У Наташи невероятно бледное лицо, наполовину закрытое пластырем и бинтами. Остро торчат ключицы, скулы, плечи. Опустив простыню, санитарка отходит в сторону.
– Что я должен теперь делать?
– Договаривайтесь о похоронах. Тело будет готово завтра.
Будь готов, всегда готов. Как они ее приготовят? На тихом огне.
В кастрюле с белым соляным раствором.

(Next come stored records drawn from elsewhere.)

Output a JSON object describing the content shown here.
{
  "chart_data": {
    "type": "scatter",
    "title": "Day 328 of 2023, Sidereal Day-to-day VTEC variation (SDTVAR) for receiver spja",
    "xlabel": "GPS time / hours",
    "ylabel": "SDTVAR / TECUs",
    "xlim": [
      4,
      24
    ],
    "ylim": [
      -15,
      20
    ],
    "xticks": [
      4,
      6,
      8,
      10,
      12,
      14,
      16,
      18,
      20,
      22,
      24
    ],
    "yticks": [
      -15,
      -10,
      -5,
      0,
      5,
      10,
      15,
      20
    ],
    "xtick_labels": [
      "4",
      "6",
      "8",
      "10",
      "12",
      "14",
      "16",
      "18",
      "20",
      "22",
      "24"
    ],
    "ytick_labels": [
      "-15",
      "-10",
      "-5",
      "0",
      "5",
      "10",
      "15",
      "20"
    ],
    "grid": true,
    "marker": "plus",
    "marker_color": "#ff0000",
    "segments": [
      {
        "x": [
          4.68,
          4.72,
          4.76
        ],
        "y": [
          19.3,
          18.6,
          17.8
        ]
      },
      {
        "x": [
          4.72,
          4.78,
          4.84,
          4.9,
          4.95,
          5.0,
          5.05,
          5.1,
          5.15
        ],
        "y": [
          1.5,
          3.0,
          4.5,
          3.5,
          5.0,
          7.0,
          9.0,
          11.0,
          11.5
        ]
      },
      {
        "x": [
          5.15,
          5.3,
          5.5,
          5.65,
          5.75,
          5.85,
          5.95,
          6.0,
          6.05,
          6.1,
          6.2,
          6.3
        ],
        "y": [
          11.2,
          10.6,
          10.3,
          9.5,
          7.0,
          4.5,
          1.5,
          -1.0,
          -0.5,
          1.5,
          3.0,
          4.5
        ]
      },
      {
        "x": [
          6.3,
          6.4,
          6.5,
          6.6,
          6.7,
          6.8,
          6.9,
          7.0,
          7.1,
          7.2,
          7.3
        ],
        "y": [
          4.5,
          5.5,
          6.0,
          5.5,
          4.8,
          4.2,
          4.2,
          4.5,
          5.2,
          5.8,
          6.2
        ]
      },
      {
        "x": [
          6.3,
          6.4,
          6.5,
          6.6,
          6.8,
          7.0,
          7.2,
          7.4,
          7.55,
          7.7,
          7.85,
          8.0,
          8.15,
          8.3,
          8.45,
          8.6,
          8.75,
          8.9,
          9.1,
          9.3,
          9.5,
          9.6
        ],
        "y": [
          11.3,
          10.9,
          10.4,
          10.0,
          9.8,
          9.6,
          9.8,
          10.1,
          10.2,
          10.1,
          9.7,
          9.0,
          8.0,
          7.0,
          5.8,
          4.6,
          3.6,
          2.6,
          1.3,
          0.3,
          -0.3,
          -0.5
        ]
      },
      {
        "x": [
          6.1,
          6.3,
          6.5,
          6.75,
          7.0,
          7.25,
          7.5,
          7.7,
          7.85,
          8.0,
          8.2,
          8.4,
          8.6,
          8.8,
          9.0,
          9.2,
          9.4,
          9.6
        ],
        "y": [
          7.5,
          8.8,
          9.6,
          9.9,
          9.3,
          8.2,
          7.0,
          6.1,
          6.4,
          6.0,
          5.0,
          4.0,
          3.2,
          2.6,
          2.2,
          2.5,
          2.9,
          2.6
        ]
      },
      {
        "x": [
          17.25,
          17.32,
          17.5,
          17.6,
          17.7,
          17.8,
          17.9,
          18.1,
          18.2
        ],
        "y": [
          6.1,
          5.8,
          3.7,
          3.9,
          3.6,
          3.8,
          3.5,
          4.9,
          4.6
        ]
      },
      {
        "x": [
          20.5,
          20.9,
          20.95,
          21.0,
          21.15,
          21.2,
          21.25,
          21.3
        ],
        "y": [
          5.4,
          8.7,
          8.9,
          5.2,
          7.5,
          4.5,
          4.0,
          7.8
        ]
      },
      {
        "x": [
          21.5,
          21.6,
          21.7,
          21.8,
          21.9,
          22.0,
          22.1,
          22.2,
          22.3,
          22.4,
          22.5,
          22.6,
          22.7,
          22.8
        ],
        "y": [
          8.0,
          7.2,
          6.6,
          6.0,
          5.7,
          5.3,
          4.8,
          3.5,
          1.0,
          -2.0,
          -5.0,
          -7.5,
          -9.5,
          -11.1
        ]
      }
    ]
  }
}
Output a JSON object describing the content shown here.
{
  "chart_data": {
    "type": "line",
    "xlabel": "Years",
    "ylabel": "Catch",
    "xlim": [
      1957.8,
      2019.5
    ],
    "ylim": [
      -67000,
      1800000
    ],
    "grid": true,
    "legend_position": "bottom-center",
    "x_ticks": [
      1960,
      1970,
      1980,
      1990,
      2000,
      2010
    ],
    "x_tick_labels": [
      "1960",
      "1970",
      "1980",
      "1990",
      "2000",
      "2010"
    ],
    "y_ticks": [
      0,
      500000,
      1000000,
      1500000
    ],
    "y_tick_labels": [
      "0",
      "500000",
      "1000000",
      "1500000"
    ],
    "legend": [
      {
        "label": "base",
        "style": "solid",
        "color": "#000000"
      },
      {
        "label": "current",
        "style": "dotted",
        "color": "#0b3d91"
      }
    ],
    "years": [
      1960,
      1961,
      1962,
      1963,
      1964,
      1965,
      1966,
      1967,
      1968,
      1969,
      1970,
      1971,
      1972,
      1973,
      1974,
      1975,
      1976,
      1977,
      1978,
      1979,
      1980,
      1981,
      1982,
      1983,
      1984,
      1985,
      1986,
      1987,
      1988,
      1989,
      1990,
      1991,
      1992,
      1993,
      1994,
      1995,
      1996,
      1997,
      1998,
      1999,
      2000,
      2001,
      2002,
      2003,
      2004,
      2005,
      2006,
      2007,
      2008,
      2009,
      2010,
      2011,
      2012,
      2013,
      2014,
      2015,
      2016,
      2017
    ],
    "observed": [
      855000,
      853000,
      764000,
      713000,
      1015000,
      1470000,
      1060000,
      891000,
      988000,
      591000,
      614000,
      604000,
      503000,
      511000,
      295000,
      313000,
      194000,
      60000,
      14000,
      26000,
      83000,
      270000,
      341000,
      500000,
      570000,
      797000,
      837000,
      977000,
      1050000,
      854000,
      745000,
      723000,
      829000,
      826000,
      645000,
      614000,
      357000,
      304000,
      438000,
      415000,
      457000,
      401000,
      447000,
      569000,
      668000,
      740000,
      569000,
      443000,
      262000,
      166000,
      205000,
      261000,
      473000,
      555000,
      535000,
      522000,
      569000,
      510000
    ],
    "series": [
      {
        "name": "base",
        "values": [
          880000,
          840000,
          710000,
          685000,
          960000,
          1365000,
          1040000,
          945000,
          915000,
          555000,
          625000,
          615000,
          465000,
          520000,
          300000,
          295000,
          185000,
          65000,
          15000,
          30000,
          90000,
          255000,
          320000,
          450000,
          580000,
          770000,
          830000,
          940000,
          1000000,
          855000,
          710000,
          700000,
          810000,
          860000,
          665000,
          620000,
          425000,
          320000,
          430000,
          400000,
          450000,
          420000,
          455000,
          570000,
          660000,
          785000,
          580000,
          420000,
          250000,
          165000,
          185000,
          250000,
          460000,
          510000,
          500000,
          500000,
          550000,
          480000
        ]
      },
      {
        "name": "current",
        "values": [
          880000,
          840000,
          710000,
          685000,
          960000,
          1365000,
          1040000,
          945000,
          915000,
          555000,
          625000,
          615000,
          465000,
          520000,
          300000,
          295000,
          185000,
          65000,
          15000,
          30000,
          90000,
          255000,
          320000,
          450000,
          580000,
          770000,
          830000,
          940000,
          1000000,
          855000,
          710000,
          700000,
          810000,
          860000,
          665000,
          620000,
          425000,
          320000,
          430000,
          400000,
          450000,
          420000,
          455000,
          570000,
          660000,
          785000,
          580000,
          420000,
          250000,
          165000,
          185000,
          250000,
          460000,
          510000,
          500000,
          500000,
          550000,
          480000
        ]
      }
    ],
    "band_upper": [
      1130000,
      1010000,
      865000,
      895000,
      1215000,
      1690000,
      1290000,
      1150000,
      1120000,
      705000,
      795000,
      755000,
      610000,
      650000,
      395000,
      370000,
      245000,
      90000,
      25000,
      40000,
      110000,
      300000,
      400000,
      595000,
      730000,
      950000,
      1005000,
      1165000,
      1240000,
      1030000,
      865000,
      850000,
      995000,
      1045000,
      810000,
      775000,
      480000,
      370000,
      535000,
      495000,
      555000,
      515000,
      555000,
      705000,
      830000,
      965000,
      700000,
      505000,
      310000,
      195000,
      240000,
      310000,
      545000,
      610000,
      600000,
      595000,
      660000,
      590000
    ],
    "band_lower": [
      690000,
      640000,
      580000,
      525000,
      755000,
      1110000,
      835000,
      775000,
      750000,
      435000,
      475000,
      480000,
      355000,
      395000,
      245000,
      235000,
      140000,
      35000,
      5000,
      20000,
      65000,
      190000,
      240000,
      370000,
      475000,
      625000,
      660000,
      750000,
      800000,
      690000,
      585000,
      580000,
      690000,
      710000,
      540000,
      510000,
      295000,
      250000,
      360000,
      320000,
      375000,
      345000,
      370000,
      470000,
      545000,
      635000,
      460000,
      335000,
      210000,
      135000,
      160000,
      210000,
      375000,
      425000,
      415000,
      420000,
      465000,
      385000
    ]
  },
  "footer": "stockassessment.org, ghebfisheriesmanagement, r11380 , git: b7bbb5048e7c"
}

Соль хорошо впитывает кровь. Потом извлекут через нос мозг. Обмотают тело пропитанной благовониями тканью. Это ваш труп? Да, мой. Ах, как хорошо пахнет!
Кощей обнимает меня, прижимает к тому же прокуренному пиджаку, к которому вчера только прижимал нас с ней:
– Митя, кроме водки, ничего не поможет. Рваните бутылку и усните.
Надежда Григорьевна передает служительнице в синем халате пакет с вещами. Руки трясутся.
– Это все старое, Митенька, она же все свои вещи у вас держала. Но она это тоже любила, я вам честно говорю.
В гробу у нее оказываются накрашенными губы. Чужая, грубая красная помада. Из-под свежего белого пластыря проступает багровая кромка кожи с крохотной серо-зеленой оторочкой смерти. Перед могилой стоит ее отец, похожий на памятник самому себе. Меня он в упор не видит.
– Вам не в чем себя винить, Митя, – говорит Нина Ефремовна, во всем черном. – И уезжайте отсюда, уезжайте. Ничего хорошего тут нет и не будет. Помните Толика? Научного сотрудника? Вы с ним у нас на даче познакомились. Тоже убили. В Баку.